AJC: Bush offers false choices
Blogger keeps acting up--I tried to post this twice yesterday but couldn't. It's a great editorial in the AJC on the SOTU... here are some excerpts:
...The main thrust of his 2006 speech, like that of his presidency and re-election campaign, was terrorism, war and national security. As always, the president cast his policies as a success, warning that any deviation from his course would weaken the nation and leave us vulnerable.
"In this decisive year, you and I will make choices that determine both the future and the character of our country," he said. "We will choose to act confidently in pursuing the enemies of freedom or retreat from our duties in the hope of an easier life."
That choice is a false choice, implying that anything other than the Bush approach would be retreat. In fact, the president has already failed the test of character he would set for the nation, having retreated significantly from the goals he himself established in his State of the Union speech in 2002.
In that speech, delivered barely four months after the terror attacks on New York and Washington, Bush called out the members of "the axis of evil" one by one, warning them of dire consequences if they did not change their ways.
Iraq, he said, "continues to flaunt its hostility toward America and to support terror. The Iraqi regime has plotted to develop anthrax, and nerve gas, and nuclear weapons for over a decade."
With those words the president set the stage for our later invasion of Iraq, which turned up not a trace of weapons of mass destruction and now looms as the most disastrous foreign policy mistake in our history.

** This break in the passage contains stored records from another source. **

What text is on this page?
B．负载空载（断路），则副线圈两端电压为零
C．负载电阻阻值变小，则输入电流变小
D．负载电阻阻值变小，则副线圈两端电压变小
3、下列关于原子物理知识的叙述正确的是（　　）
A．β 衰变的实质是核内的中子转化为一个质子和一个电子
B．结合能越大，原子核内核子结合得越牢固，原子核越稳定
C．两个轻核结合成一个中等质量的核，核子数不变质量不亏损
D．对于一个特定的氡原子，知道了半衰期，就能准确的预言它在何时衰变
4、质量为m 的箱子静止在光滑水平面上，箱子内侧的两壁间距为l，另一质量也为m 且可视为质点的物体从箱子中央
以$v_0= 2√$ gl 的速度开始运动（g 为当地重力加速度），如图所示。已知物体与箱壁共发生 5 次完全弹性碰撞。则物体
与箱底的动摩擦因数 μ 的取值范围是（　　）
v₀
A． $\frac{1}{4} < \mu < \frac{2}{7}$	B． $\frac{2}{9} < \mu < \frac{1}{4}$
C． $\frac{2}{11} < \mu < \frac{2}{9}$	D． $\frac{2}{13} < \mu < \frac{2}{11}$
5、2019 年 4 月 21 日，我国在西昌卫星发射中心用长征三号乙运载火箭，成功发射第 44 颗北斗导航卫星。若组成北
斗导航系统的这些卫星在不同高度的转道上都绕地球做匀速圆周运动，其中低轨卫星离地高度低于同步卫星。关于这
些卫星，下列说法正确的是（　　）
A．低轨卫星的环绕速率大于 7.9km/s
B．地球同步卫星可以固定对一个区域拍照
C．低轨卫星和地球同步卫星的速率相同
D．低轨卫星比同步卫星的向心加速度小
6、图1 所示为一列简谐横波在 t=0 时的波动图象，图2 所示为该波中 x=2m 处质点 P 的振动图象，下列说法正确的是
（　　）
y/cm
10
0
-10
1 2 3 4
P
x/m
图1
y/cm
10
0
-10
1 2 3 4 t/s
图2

In fact, U.S. foreign policy in the next 25 years will be challenged just to manage the consequences of that mistake.
North Korea, the second member of the axis, "is a regime arming with missiles and weapons of mass destruction," Bush warned us in 2002, a situation his administration said could not be tolerated. But in the four years since then, U.S. policy has not forced North Korea to waver one inch from that dangerous course.
"I will not wait on events while dangers gather," the president promised Congress in 2002. "I will not stand by as peril draws closer and closer...."
But the president who would not stand by is in reality standing by, largely because his administration's incompetence and misjudgment have left him no option.
In his speech last night, the president also defended his decision to allow electronic surveillance of U.S. citizens without getting judicial approval as required both by federal law and the U.S. Constitution. He and others have cast the choice in stark terms, falsely implying that his critics oppose surveillance needed to protect us from attack. ...
In truth, his critics merely argue that the surveillance be conducted in accordance with federal law, the same law the president has sworn to faithfully execute and that other presidents have followed in much tougher times.
In 1978, during the heart of the Cold War and under the threat of potential nuclear annihilation, Congress passed a law allowing robust surveillance of overseas targets, but with checks and balances built into the law to protect our liberties against government encroachment. In effect, Bush has taken it upon himself to repeal that law.
By doing so, he becomes the legislative branch, claiming for himself the sole power to set national policy no matter what federal law states. He becomes the judicial branch, claiming for himself the power to decide whether spying on U.S. citizens is reasonable and justified.
Our Founding Fathers understood from experience that unchecked power soon goes awry. In his five years as president, Bush has confirmed the wisdom of that insight time and time again, and nothing he said last night can erase that record.